WIEN / Akademietheater des Burgtheaters:
KATHARSIS
Von Dead Centre
nach Geschichten aus Olga Tokarczuks „Unrast“
Uraufführung
Premiere: 18. März 2023,
besucht wurde die zweite Vorstellung am 21. März 2023 

„Katharsis“ ist ein großer Begriff des abendländischen Theaters. Nichts weniger beabsichtigten die alten Griechen, wenn sie ihre gewaltigen Dramen mit ihren tiefen Menschheitsproblemen auf die Bühnen brachten. Katharsis – Furcht und Mitleid wollten sie im Zuschauer erzeugen, rückbezügliche Furcht, ob dergleichen auch im eigenen Leben passieren könnte, Mitleid, also Empathie mit den tragischen Schicksalen auf der Bühne. Was dergleichen mit dem Abend zu tun hat, den das Team „Dead Center“ für das Akademietheater geschaffen hat, bleibt offen.
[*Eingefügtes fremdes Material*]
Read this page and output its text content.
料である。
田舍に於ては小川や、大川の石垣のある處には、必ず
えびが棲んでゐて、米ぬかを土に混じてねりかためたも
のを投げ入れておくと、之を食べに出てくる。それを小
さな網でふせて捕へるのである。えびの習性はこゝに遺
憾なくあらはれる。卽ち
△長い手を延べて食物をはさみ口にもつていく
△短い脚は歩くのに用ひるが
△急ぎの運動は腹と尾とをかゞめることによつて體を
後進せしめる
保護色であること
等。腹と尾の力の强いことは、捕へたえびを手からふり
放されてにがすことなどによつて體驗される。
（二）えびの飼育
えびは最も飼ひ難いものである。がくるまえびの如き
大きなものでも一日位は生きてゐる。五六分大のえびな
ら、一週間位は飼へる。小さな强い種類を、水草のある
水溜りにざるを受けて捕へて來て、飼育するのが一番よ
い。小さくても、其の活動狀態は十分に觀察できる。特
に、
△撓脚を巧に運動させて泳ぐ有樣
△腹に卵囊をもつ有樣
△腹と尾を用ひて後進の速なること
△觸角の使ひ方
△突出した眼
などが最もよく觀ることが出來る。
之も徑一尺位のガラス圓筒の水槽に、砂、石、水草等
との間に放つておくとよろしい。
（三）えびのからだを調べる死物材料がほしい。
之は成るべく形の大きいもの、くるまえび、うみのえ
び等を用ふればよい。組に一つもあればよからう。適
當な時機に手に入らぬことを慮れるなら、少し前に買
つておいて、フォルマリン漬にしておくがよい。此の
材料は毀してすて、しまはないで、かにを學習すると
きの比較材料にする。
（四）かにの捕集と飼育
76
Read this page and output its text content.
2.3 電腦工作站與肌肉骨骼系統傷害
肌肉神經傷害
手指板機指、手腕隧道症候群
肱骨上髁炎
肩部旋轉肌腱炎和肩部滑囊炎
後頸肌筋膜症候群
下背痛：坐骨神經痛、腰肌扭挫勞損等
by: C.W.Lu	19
Die in Irland ansässige Gruppe „Dead Center“ (die Regisseure Ben Kidd  und Bush Moukarzel) hat bei Martin Kusej schon so etwas wie Hausrecht, sie haben Abende über Wittgenstein und Sigmund Freud gestaltet, nun nahmen sie sich Angelo Soliman  her, den berühmtesten Austro-Afrikaner des 18. Jahrhunderts.
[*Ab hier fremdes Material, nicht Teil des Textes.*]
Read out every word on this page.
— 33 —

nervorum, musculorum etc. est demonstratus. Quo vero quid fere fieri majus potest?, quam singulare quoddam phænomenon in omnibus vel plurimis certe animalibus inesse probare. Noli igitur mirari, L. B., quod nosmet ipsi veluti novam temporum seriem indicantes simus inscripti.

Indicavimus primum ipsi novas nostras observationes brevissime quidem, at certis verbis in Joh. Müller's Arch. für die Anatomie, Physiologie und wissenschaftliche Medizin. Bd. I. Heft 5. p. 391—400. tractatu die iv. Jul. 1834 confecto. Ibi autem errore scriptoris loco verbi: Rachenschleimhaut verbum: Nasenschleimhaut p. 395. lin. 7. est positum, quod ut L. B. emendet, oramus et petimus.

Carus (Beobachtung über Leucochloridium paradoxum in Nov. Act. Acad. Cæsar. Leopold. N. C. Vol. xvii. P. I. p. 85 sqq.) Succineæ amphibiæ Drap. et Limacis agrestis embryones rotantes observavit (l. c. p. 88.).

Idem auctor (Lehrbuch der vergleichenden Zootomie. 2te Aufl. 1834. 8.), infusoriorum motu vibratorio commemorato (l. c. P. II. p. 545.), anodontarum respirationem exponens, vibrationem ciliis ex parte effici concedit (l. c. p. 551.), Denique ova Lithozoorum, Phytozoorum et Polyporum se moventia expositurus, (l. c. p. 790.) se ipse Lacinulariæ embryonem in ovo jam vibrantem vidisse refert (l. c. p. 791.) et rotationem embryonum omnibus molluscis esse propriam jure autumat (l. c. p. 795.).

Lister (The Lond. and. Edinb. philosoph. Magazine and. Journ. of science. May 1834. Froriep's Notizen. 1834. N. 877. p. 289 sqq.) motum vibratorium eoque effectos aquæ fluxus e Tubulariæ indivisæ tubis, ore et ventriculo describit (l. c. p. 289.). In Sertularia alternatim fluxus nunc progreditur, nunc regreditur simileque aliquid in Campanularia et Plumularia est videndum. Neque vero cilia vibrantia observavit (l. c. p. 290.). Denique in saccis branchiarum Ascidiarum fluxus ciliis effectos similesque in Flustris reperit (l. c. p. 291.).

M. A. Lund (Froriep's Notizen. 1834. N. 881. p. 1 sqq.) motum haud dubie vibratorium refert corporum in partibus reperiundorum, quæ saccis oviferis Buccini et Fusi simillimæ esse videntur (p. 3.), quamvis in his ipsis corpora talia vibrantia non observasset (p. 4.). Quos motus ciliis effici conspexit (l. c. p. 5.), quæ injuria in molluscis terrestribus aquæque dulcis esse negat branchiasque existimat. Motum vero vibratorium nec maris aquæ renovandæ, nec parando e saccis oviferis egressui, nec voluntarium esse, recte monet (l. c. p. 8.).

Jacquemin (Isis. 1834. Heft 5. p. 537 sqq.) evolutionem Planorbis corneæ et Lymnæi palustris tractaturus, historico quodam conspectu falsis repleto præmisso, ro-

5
Sie stützten sich dabei auf das Werk „Unrast“ der polnischen Literatur-Nobelpreisträgerin Olga Tokarczuk, die Solimans Tochter Josephine Briefe an Kaiser Franz II. schreiben ließ, in denen sie darum bat, ihren Vater begraben zu dürfen. Denn wahrscheinlich wäre Angelo Soliman vor allem in unserer Zeit nicht wegen seiner Leistungen so beachtet worden (Ausstellungen, Bücher, Filme, Theaterstücke)  als wegen den Umständen seines Todes: Natürlich kann uns die Idee, dass der Kaiser ihn ausstopfen (präparieren wie ein Tier) ließ, um ihn im Hof-Naturalienkabinett auszustellen, nur vor Entsetzen und Unverständnis beuteln.
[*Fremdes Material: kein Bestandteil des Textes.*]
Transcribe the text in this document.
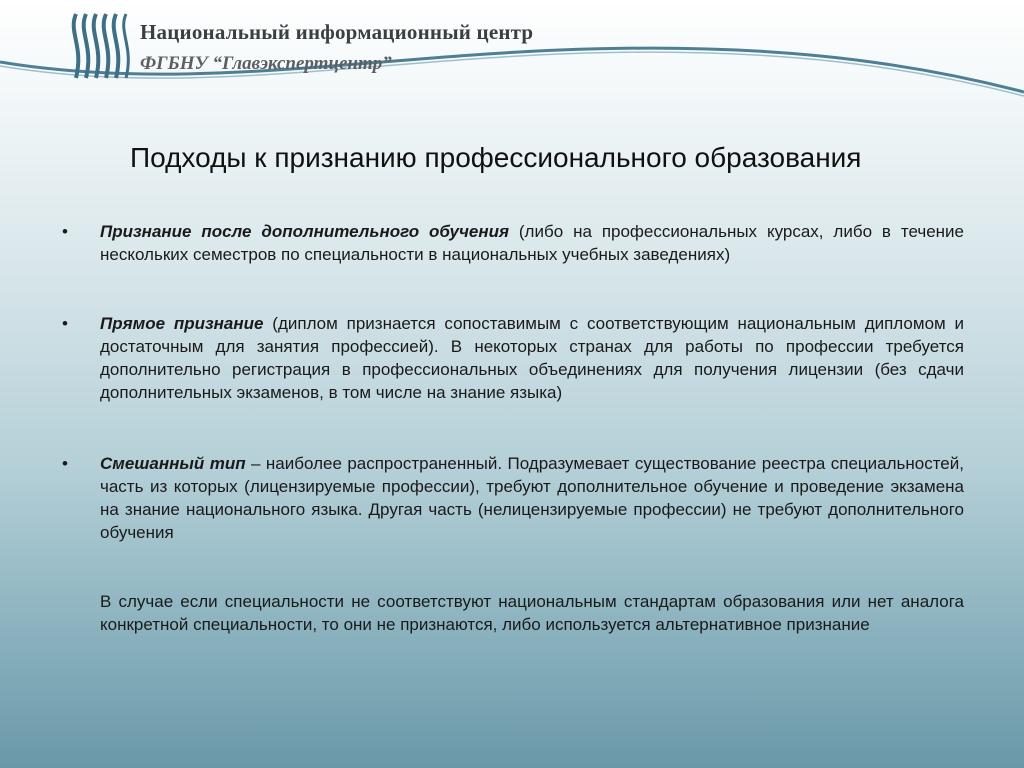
Национальный информационный центр
ФГБНУ “Главэкспертцентр”
Подходы к признанию профессионального образования
• Признание после дополнительного обучения (либо на профессиональных курсах, либо в течение нескольких семестров по специальности в национальных учебных заведениях)
• Прямое признание (диплом признается сопоставимым с соответствующим национальным дипломом и достаточным для занятия профессией). В некоторых странах для работы по профессии требуется дополнительно регистрация в профессиональных объединениях для получения лицензии (без сдачи дополнительных экзаменов, в том числе на знание языка)
• Смешанный тип – наиболее распространенный. Подразумевает существование реестра специальностей, часть из которых (лицензируемые профессии), требуют дополнительное обучение и проведение экзамена на знание национального языка. Другая часть (нелицензируемые профессии) не требуют дополнительного обучения
В случае если специальности не соответствуют национальным стандартам образования или нет аналога конкретной специальности, то они не признаются, либо используется альтернативное признание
Wenn man allerdings historisch denkt, hat Kaiser Franz II. das mit Sicherheit nicht aus der Haltung heraus getan, die man heute „Rassismus“ nennt. Er war ein an den Naturwissenschaften hoch interessierter Mann, für den der „schwarze“ Soliman eine Kuriosität der Natur war wie ein Paradiesvogel, den er auch in sein Museum stellte. Wie viel Verachtung für einen Menschen dies bedeutet, kam ihm dabei vermutlich nicht in den Sinn.

Der seltsame Abend im Akademietheater läuft natürlich auf unsere Kritik des Kolonialismus hinaus, auf das viele Jahrhunderte währende Überlegenheitsgefühl des weißen Mannes gegenüber den von ihm ausgebeuteten Eingeborenen in Afrika, Südamerika, auch Nordamerika, Asien, Australien. Was immer dazu geschieht, von der Rückgabe der Benin-Bronzen bis zu Theaterabenden wie diesen, sind versuchte Reinigungsrituale, die völlig sinnlos sind, denn den Nachkommen (also uns) wird nicht verziehen.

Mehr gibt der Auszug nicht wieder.